Más allá del radicalismo de su posición y de la coherencia temeraria de su ateísmo, lo que Sartre quiso poner en evidencia no es "el lado desagradable de la vida", sino el grave peso de la responsabilidad y la formidable capacidad para la acción humana, en sus dos posibilidades: lo ominoso y lo extraordinario. En esto consiste ser humanos. No es un destino que se pueda eludir. Darle realidad a un valor no es repetir automáticamente una fórmula de comportamiento. Sartre nos exhorta a abandonar el conformismo y a asumir compromisos con responsabilidad. Los valores se juegan en la acción, pero no en la acción colectiva y ciega. No se trata de seguir mansamente al rebaño, sino de conducir nuestras vidas como si de nuestras acciones dependiera el destino de todos.
Durante la ocupación nazi en Francia, Sartre escribió Las moscas, una adaptación de la Orestíada de Esquilo, en la que Orestes regresa a su patria para restablecer la justicia.

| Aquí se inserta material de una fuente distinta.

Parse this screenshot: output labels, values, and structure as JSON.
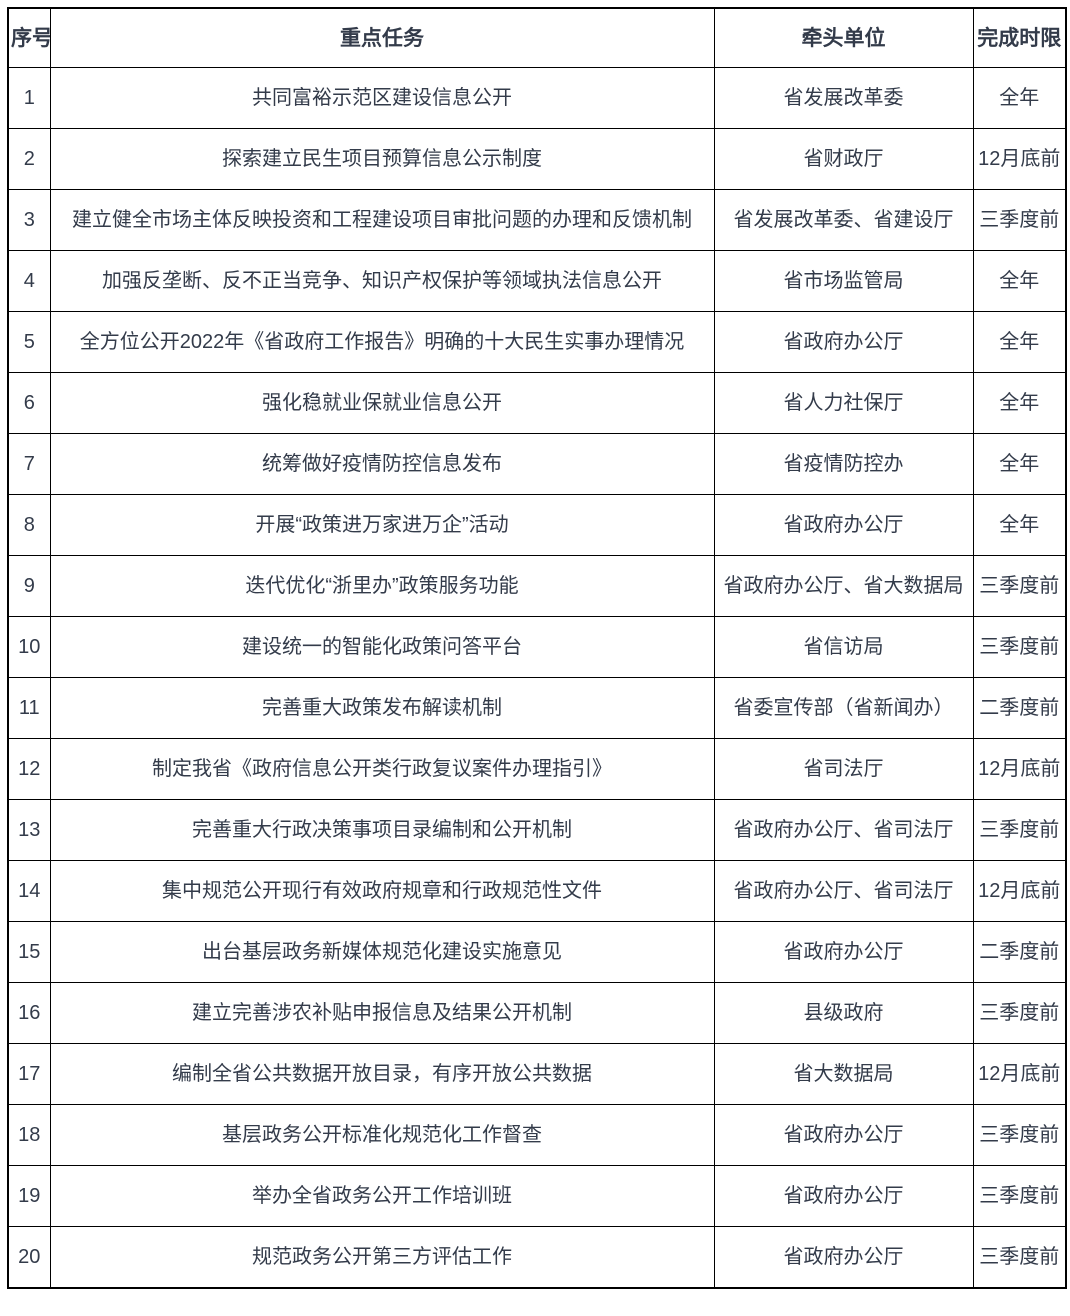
{
  "colors": {
    "background": "#ffffff",
    "border": "#000000",
    "text": "#333b4a"
  },
  "table": {
    "columns": [
      {
        "id": "index",
        "label": "序号"
      },
      {
        "id": "task",
        "label": "重点任务"
      },
      {
        "id": "unit",
        "label": "牵头单位"
      },
      {
        "id": "deadline",
        "label": "完成时限"
      }
    ],
    "rows": [
      {
        "index": "1",
        "task": "共同富裕示范区建设信息公开",
        "unit": "省发展改革委",
        "deadline": "全年"
      },
      {
        "index": "2",
        "task": "探索建立民生项目预算信息公示制度",
        "unit": "省财政厅",
        "deadline": "12月底前"
      },
      {
        "index": "3",
        "task": "建立健全市场主体反映投资和工程建设项目审批问题的办理和反馈机制",
        "unit": "省发展改革委、省建设厅",
        "deadline": "三季度前"
      },
      {
        "index": "4",
        "task": "加强反垄断、反不正当竞争、知识产权保护等领域执法信息公开",
        "unit": "省市场监管局",
        "deadline": "全年"
      },
      {
        "index": "5",
        "task": "全方位公开2022年《省政府工作报告》明确的十大民生实事办理情况",
        "unit": "省政府办公厅",
        "deadline": "全年"
      },
      {
        "index": "6",
        "task": "强化稳就业保就业信息公开",
        "unit": "省人力社保厅",
        "deadline": "全年"
      },
      {
        "index": "7",
        "task": "统筹做好疫情防控信息发布",
        "unit": "省疫情防控办",
        "deadline": "全年"
      },
      {
        "index": "8",
        "task": "开展“政策进万家进万企”活动",
        "unit": "省政府办公厅",
        "deadline": "全年"
      },
      {
        "index": "9",
        "task": "迭代优化“浙里办”政策服务功能",
        "unit": "省政府办公厅、省大数据局",
        "deadline": "三季度前"
      },
      {
        "index": "10",
        "task": "建设统一的智能化政策问答平台",
        "unit": "省信访局",
        "deadline": "三季度前"
      },
      {
        "index": "11",
        "task": "完善重大政策发布解读机制",
        "unit": "省委宣传部（省新闻办）",
        "deadline": "二季度前"
      },
      {
        "index": "12",
        "task": "制定我省《政府信息公开类行政复议案件办理指引》",
        "unit": "省司法厅",
        "deadline": "12月底前"
      },
      {
        "index": "13",
        "task": "完善重大行政决策事项目录编制和公开机制",
        "unit": "省政府办公厅、省司法厅",
        "deadline": "三季度前"
      },
      {
        "index": "14",
        "task": "集中规范公开现行有效政府规章和行政规范性文件",
        "unit": "省政府办公厅、省司法厅",
        "deadline": "12月底前"
      },
      {
        "index": "15",
        "task": "出台基层政务新媒体规范化建设实施意见",
        "unit": "省政府办公厅",
        "deadline": "二季度前"
      },
      {
        "index": "16",
        "task": "建立完善涉农补贴申报信息及结果公开机制",
        "unit": "县级政府",
        "deadline": "三季度前"
      },
      {
        "index": "17",
        "task": "编制全省公共数据开放目录，有序开放公共数据",
        "unit": "省大数据局",
        "deadline": "12月底前"
      },
      {
        "index": "18",
        "task": "基层政务公开标准化规范化工作督查",
        "unit": "省政府办公厅",
        "deadline": "三季度前"
      },
      {
        "index": "19",
        "task": "举办全省政务公开工作培训班",
        "unit": "省政府办公厅",
        "deadline": "三季度前"
      },
      {
        "index": "20",
        "task": "规范政务公开第三方评估工作",
        "unit": "省政府办公厅",
        "deadline": "三季度前"
      }
    ]
  }
}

Argos está envuelta en moscas y podredumbre por un crimen atroz (un magnicidio, aún impune) perpetrado por Clitemnestra y su amante, Egisto. Los dos tiranos fraguaron un relato que los argivos han aceptado con indolencia: el pueblo debe cargar con la culpa y expiarla con privaciones y conmemoraciones que sostienen la historia oficial. El relato produce el sometimiento. Pero Orestes el justiciero impone su propia ley, que no es la de Argos, que viene a impugnar, pero tampoco la de Júpiter, que ha intentado disuadirlo apelando al conformismo y al remordimiento. Al concluir el drama, le dirige al dios estas palabras: "Estoy condenado a no tener otra ley que la mía. No volveré a tu naturaleza; en ella hay mil caminos que conducen a ti pero solo puedo seguir mi camino. Porque soy un hombre, Júpiter, y cada hombre debe inventar su camino".